To create and commit the Hadoop mzp package:

  1. Copy the set of jar files for the Hadoop version you want to use to the machine that MediationZone is running on.

    The set of jar files comprises hadoop-auth, hadoop-common, hadoop-hdfs, commons-collections and version compatible dependencies of these jars. You can refer to the set of jars used in the tested example below and include additional dependencies as needed. If your HDFS agents do not work with your custom Hadoop mzp package, contact support.

    Depending on the file structure, the files may be located in different folders, but typically they will be located in a folder called hadoop, or hadoop-common, where the hadoop-common.jar file is placed in the root directory, and the rest of the jar files are placed in a subdirectory called /lib.

  2. Set a variable called $FILES for all the different jars.

    This example shows how this is done for the Cloudera Distribution of Hadoop 4.

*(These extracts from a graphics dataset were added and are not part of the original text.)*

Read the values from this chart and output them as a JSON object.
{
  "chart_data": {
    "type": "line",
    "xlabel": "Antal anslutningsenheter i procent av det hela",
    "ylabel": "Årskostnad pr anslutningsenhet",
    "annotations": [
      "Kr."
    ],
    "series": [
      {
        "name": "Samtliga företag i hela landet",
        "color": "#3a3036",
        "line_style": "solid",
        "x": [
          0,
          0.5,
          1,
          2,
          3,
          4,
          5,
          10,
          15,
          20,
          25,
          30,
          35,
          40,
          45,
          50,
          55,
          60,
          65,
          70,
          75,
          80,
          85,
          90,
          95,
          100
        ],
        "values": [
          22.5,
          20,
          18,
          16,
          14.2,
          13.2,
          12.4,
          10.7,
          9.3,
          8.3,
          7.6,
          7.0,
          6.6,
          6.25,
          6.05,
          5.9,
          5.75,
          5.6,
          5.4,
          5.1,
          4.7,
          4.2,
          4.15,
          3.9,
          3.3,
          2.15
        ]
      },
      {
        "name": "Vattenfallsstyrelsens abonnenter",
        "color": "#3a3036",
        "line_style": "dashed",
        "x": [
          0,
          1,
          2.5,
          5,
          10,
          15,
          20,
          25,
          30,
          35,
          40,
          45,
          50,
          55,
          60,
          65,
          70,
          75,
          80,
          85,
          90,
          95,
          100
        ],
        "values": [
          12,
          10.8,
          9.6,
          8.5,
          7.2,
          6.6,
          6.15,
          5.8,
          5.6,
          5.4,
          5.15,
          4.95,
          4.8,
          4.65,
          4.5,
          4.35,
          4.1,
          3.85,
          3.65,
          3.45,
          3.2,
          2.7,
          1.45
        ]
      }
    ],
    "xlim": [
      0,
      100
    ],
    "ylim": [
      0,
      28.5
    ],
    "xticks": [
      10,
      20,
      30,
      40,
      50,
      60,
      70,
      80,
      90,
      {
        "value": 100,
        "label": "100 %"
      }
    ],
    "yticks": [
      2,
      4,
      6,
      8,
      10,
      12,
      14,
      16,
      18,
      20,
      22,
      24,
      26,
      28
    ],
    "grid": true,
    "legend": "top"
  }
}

    FILES="-exported 3.1.0 file=hadoop-auth-3.1.0.jar \ -exported 3.1.0 file=hadoop-common-3.1.0.jar \ -exported 3.1.0 file=hadoop-hdfs-3.1.0.jar \ -exported 3.1.0 file=hadoop-aws-3.1.0.jar \ -exported 3.1.0 file=hadoop-annotations-3.1.0.jar \ file=hadoop-hdfs-client-3.1.0.jar \ file=stax2-api-3.1.4.jar \ file=commons-collections-3.2.2.jar \ file=htrace-core4-4.1.0-incubating.jar \ file=woodstox-core-5.0.3.jar \ file=commons-configuration2-2.1.1.jar \ file=httpclient-4.5.2.jar file=commons-logging-1.1.3.jar \ file=protobuf-java-2.5.0.jar \ file=guava-11.0.2.jar \ file=re2j-1.1.jar \ file=aws-java-sdk-bundle-1.11.271.jar"

     

  3. Create the mzp package:

    mzsh pcreate "Apache Hadoop" "<distribution>" apache_hadoop_cdh4.mzp -level platform -osgi true $FILES

    The following example shows how this could look like for the Cloudera Distribution of Hadoop 4.

    mzsh pcreate "Apache Hadoop" "4.4" apache_hadoop_cdh4.mzp -level platform -osgi true $FILES

     

  4. Commit the new package:

  5. Restart the Platform and ECs:

Hadoop with Kerberos

Kerberos Use

It is possible to use manually-created Kerberos tickets by using the kinit command. The UseGroupInformation class can access them from the ticket cache. In this case, the items cannot be auto-renewed. 

It is advised that you allow the system to handle user logins and ticket renewal as we do not recommend you manually create tickets.